And another thing(s)
It's not really "the first time that Colossus has been used since then Prime Minister Winston Churchill ordered the destruction of the top-secret machine following the end of World War II." either.
I stood in Hut H on a BP reunion day a couple of years back and watched Tony Sale demonstrate the rebuild running (along with many other people). Got photos and everything.
And yet, I split hairs, I see what they mean, and it's still a great project which deserves our support.

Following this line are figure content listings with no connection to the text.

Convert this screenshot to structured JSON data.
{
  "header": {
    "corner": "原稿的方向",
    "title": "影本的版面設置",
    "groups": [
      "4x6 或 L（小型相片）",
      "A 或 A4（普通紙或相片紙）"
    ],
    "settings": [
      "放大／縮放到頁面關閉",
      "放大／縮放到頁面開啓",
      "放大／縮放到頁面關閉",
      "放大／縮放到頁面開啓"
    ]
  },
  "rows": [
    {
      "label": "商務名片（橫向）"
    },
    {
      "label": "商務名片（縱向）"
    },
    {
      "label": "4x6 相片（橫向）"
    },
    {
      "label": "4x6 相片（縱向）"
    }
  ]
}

Honestly, I could bang on all day about how knee tremblingly fantastic it is to see the beast run, but don't take my word for it, go see it for yourself.
@Brian Miller :
I see your point, but to be fair the Colossus wasn't really useful to anyone not involved in what BP was doing. Although it enjoys a fair degree of flexibility vis a vis programming, it really is a very special purpose machine. Also, the skills and technologies were not lost. Post WWII boffins from BP went into academia and built machines.
Good and co at Manchester for instance, where they designed and built the Manchester Mk I (or Baby, which has also been restored and runs every Tuesday, IIRC), which went on to become the Ferranti Mk I, and so on. There was Lyons' incredible LEO project. Any lack of competitive commercial lead that the UK exhibited in this field was down to bog standard lack of vision on behalf of UK.PLC. (And possibly funding, which was thin on the ground after the war)
And don't forget, absolute secrecy was Churchill's overriding motivator where GC&CS, BP and subsequently GCHQ were concerned. Having seen what a strategic advantage was granted by reading peoples traffic without them knowing, he was unwilling to sacrifice it at any cost. Particularly with the cold war looming large.
Oh and @AC :
"It's a PII laptop!!"
Yes, Tony Sale's Thinkpad IIRC, but don't you see how incredible it is that a machine that was delivered in 1943 is actually in with a chance of outperforming a PII ? Seriously, tremble before it's mighty glory.